The backpack can detect common challenges such as traffic signs, hanging obstacles, crosswalks, moving objects and changing elevations while running on a low-power, interactive device.
“Last year when I met up with a visually impaired friend, I was struck by the irony that while I have been teaching robots to see, there are many people who cannot see and need help,” said Jagadish K. Mahendran, of the Institute for AI at the University of Georgia. “This motivated me to build the visual assistance system with OpenCV’s Artificial Intelligence Kit with Depth (OAK-D), powered by Intel.”
The goal is to help what the World Health Organization (WHO) estimates is about 285 million people that are visually impaired. Currently, visual assistance systems for navigation are limited and range from GPS systems to smartphone apps or camera-enabled walking stick solutions. Intel said these systems lack the depth perception needed for independent navigation.
How it works
The system is housed inside a small backpack that contains a host computing unit. A vest jacket conceals a camera and a fanny pack holds a pocket-size battery pack capable of providing about eight hours of use. The Luxonis OAK-D spatial AI camera can be attached to a vest or fanny pack and then connected to the computing unit in the backpack.

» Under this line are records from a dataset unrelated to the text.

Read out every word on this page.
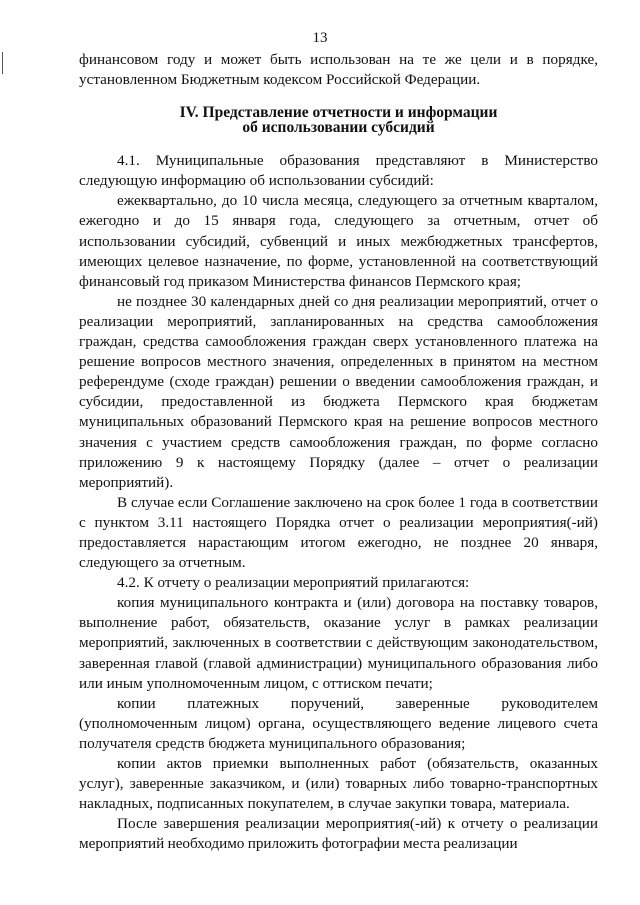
13

финансовом году и может быть использован на те же цели и в порядке, установленном Бюджетным кодексом Российской Федерации.

IV. Представление отчетности и информации
об использовании субсидий

4.1. Муниципальные образования представляют в Министерство следующую информацию об использовании субсидий:

ежеквартально, до 10 числа месяца, следующего за отчетным кварталом, ежегодно и до 15 января года, следующего за отчетным, отчет об использовании субсидий, субвенций и иных межбюджетных трансфертов, имеющих целевое назначение, по форме, установленной на соответствующий финансовый год приказом Министерства финансов Пермского края;

не позднее 30 календарных дней со дня реализации мероприятий, отчет о реализации мероприятий, запланированных на средства самообложения граждан, средства самообложения граждан сверх установленного платежа на решение вопросов местного значения, определенных в принятом на местном референдуме (сходе граждан) решении о введении самообложения граждан, и субсидии, предоставленной из бюджета Пермского края бюджетам муниципальных образований Пермского края на решение вопросов местного значения с участием средств самообложения граждан, по форме согласно приложению 9 к настоящему Порядку (далее – отчет о реализации мероприятий).

В случае если Соглашение заключено на срок более 1 года в соответствии с пунктом 3.11 настоящего Порядка отчет о реализации мероприятия(-ий) предоставляется нарастающим итогом ежегодно, не позднее 20 января, следующего за отчетным.

4.2. К отчету о реализации мероприятий прилагаются:

копия муниципального контракта и (или) договора на поставку товаров, выполнение работ, обязательств, оказание услуг в рамках реализации мероприятий, заключенных в соответствии с действующим законодательством, заверенная главой (главой администрации) муниципального образования либо или иным уполномоченным лицом, с оттиском печати;

копии платежных поручений, заверенные руководителем (уполномоченным лицом) органа, осуществляющего ведение лицевого счета получателя средств бюджета муниципального образования;

копии актов приемки выполненных работ (обязательств, оказанных услуг), заверенные заказчиком, и (или) товарных либо товарно-транспортных накладных, подписанных покупателем, в случае закупки товара, материала.

После завершения реализации мероприятия(-ий) к отчету о реализации мероприятий необходимо приложить фотографии места реализации
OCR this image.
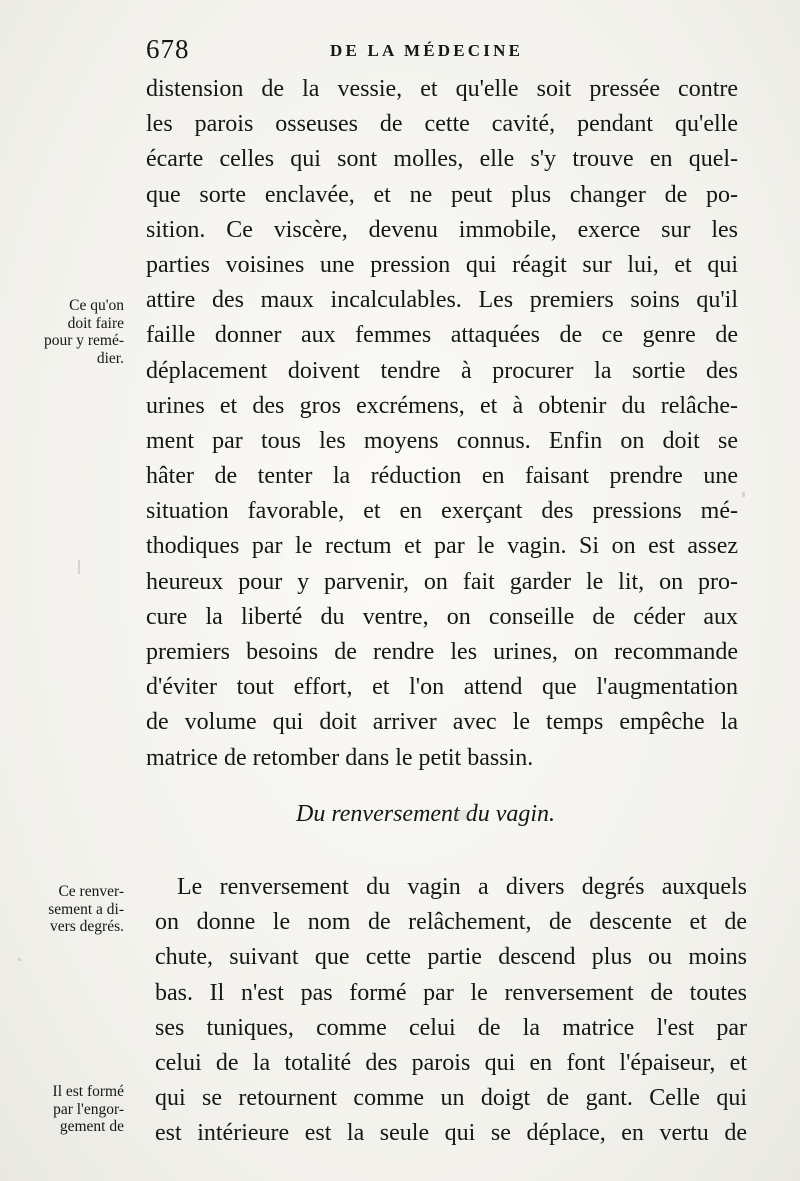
678	DE LA MÉDECINE
distension de la vessie, et qu'elle soit pressée contre
les parois osseuses de cette cavité, pendant qu'elle
écarte celles qui sont molles, elle s'y trouve en quel-
que sorte enclavée, et ne peut plus changer de po-
sition. Ce viscère, devenu immobile, exerce sur les
parties voisines une pression qui réagit sur lui, et qui
attire des maux incalculables. Les premiers soins qu'il
faille donner aux femmes attaquées de ce genre de
déplacement doivent tendre à procurer la sortie des
urines et des gros excrémens, et à obtenir du relâche-
ment par tous les moyens connus. Enfin on doit se
hâter de tenter la réduction en faisant prendre une
situation favorable, et en exerçant des pressions mé-
thodiques par le rectum et par le vagin. Si on est assez
heureux pour y parvenir, on fait garder le lit, on pro-
cure la liberté du ventre, on conseille de céder aux
premiers besoins de rendre les urines, on recommande
d'éviter tout effort, et l'on attend que l'augmentation
de volume qui doit arriver avec le temps empêche la
matrice de retomber dans le petit bassin.
Du renversement du vagin.
Le renversement du vagin a divers degrés auxquels
on donne le nom de relâchement, de descente et de
chute, suivant que cette partie descend plus ou moins
bas. Il n'est pas formé par le renversement de toutes
ses tuniques, comme celui de la matrice l'est par
celui de la totalité des parois qui en font l'épaiseur, et
qui se retournent comme un doigt de gant. Celle qui
est intérieure est la seule qui se déplace, en vertu de
Ce qu'on
doit faire
pour y remé-
dier.
Ce renver-
sement a di-
vers degrés.
Il est formé
par l'engor-
gement de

Three tiny holes in the vest provide viewports for the OAK-D that is attached to the inside of the vest.
The OAK-D camera runs on Intel’s Movidius VPU and the Intel Distribution of OpenVINO toolkit for on-chip edge AI inferencing. It can run neural networks that allow for accelerated computer vision functions and a real-time depth map from its stereo pair as well as color information from a single 4K camera.
A Bluetooth-enabled earphone interacts with the visually impaired individual via voice queries and commands and the system responds with verbal information. As the person moves through the environment, the system gives audible queues about common obstacles such as tree branches, pedestrians or street signs as well as upcoming crosswalks, curbs, stairs or driveways.